Saturday, October 24, 2020

SATURDAY JOKES - 26

 

An incompetent counterfeiter spent all day making his funny money. At the end of the day, he realizes he spent all his time making RM15 bills.
He figures that the only way he's going to get anything from this batch of money is to find a place where the people aren't too bright and change his fake money for real cash.
He travels to a small town and walks into a small minimarket. He goes to the old man behind the counter and asks him, "Do you have change for a RM15 bill?"
The old man replies, "I sure do...How would you like that? Eight and seven or two sixes and a three?"


The grass farmer was criminally charged after using a sod-off shotgun to settle a lawn-standing turf war – he wanted mow money. 

After his arrest, he was denied bale.


A boy, frustrated with all the rules he had to follow, asked his father, "Dad, how soon will I be old enough to do as I please?"
The father answered immediately, "I just don't know, son. No male has ever lived that long yet."
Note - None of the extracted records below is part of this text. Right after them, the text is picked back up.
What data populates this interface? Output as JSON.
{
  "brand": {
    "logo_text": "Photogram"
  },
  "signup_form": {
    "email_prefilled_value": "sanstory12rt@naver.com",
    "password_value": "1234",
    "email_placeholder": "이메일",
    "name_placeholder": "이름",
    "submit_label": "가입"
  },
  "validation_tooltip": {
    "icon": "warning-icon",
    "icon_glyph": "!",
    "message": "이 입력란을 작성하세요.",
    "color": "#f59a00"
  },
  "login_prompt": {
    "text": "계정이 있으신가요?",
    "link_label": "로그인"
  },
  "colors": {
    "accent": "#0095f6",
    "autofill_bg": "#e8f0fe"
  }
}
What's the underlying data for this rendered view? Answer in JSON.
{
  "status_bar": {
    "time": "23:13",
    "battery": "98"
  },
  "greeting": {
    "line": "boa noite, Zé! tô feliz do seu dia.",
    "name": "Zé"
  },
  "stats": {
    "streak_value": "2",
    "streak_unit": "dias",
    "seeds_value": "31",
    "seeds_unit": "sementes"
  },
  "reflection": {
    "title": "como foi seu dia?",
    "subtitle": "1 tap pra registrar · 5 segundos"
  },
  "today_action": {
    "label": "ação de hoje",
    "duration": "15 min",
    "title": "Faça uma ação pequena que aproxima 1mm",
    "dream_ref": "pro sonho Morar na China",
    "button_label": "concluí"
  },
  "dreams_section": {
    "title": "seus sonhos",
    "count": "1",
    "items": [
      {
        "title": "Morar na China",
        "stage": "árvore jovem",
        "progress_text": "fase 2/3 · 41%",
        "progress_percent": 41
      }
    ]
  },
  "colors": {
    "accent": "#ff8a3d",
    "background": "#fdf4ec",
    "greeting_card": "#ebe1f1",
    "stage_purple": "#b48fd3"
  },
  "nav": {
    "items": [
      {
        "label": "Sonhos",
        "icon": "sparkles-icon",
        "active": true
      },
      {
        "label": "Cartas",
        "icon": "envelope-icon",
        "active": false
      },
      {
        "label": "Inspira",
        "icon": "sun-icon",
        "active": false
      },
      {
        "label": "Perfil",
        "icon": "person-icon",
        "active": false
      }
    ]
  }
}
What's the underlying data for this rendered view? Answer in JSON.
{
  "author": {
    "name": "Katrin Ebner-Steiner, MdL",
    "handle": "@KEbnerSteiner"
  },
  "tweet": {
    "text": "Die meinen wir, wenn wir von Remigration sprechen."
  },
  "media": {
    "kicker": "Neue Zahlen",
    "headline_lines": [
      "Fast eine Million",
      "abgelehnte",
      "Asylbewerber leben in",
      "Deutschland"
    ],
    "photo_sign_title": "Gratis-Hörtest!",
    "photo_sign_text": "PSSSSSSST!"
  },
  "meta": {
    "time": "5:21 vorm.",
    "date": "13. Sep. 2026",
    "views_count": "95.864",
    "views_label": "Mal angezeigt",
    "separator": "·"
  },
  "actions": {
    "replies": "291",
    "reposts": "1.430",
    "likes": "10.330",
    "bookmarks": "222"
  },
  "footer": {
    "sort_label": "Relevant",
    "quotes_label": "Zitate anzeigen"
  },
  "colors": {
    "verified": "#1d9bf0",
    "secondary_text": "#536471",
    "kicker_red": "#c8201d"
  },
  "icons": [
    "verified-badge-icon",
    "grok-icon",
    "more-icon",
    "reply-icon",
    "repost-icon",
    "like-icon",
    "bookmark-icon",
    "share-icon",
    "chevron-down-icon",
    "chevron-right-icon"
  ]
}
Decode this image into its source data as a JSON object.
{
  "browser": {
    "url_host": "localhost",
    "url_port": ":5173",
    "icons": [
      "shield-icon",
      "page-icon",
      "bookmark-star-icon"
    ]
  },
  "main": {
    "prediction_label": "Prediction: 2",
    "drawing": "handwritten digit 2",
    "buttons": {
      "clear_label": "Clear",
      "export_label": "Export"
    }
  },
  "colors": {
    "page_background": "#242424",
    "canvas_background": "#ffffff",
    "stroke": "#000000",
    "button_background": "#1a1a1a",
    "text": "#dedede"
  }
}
If you rearrange the letters of MAILMEN...
They get really upset.



There are three kinds of men in this world...
Some remain single and make wonders happen.
Some have girlfriends and see wonders happen.
The rest get married and wonder what happened???



Which person loved Michael Jordan?
Joseph Goebbels. He loved it when things were going well for the Chicago squad, and especially when MJ would achieve maximum points. For the fans, it was beyond their wildest imagination. It was pandemonium.


First Freshman in Math Exam: "How far are you from the correct answer?"
Second Freshman in Math Exam: "About two seats away."


A rich millionaire decides to throw a massive party for his fiftieth birthday, so during this party, he grabs the mic and he announces to his guests that down in the garden of his mansion he has a swimming pool with two great white sharks in it. "I will give anything he desires to the person who swims across that pool."
So the party continues with no events in the pool until SUDDENLY, there is a great splash and all the guests of the party run to the pool to see what has happened, and in the pool is a man and he is swimming as hard as he can, and the fins come out of the water and the jaws are snapping and this guy just keeps on going and the sharks are gaining on him and this guy reaches the end and he gets out of the pool, wet and soaked!
The millionaire grabs the mic and says, "I am a man of his words; I will give you anything, my Ferraris, my house, absolutely anything, for you are the bravest man I have ever seen. So, sir what will it be?" the millionaire asks.
The guy grabs the mic and demands angrily, "I want the idiot who pushed me in!"